Diminishing health benefits of living in cities for children and teens
Mar 2023, phys.org

The new Geoffrey West:

The research, by a global consortium of more than 1,500 researchers and physicians, analyzed height and weight data from 71 million children and adolescents (aged five to 19 years) across urban and rural areas of 200 countries from 1990 to 2020.

The new study found that in the 21st century, this urban height advantage shrank in most countries as a result of accelerating improvements in height for children and adolescents in rural areas.

Also, on average children living in cities had a slightly higher BMI than children in rural areas in 1990. 

But the reality is too complex to be summarized in a sentence: "The issue is not so much whether children live in cities or urban areas, but where the poor live, and whether governments are tackling growing inequalities with initiatives like supplementary incomes and free school meal programs."

via Imperial College London: Rachel Heap & Conrad Duncan, Diminishing benefits of urban living for the health of children and adolescents, Nature (2023).
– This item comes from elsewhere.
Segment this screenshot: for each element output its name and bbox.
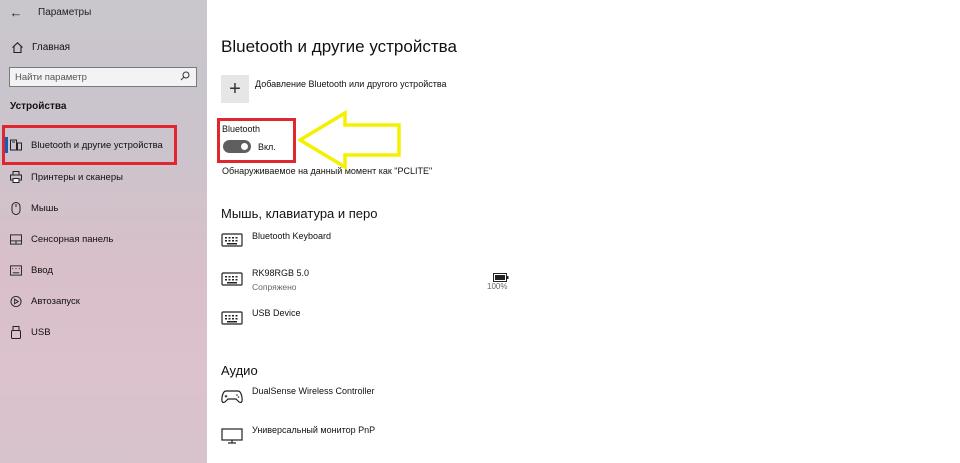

DOI: 10.1038/s41586-023-05772-8.


Collective forms of governance, infrastructural investments, collaboration all help societies last longer, study finds
Mar 2023, phys.org

Researchers examined 24 ancient cities in what's now Mexico and found that the cities that lasted the longest showed indications of collective forms of governance, infrastructural investments, and cooperation between households.

Early efforts to construct dense, interconnected residential spaces and the construction of large, central, open plazas were two of the factors that the authors found contributed to greater sustainability and importance of the early cities.

via Anthropology Field Museum in Chicago: Gary M. Feinman et al, Sustainability and duration of early central places in prehispanic Mesoamerica, Frontiers in Ecology and Evolution (2023). DOI: 10.3389/fevo.2023.1076740



Post Script:
Bordeaux town hall set on fire in France pension protests
Mar 2023, BBC News

More than a million people took to the streets across France, sparked by legislation raising the retirement age by two years to 64. ... 

I was intrigued by the way they (English-speaking BBC reporters translating French protesters) use this term -- The Street -- as if it were a bunch of people, like a badass crew: "The street has a legitimacy in France," said a protester in Nantes. "If Mr Macron can't remember this historic reality, I don't know what he is doing here".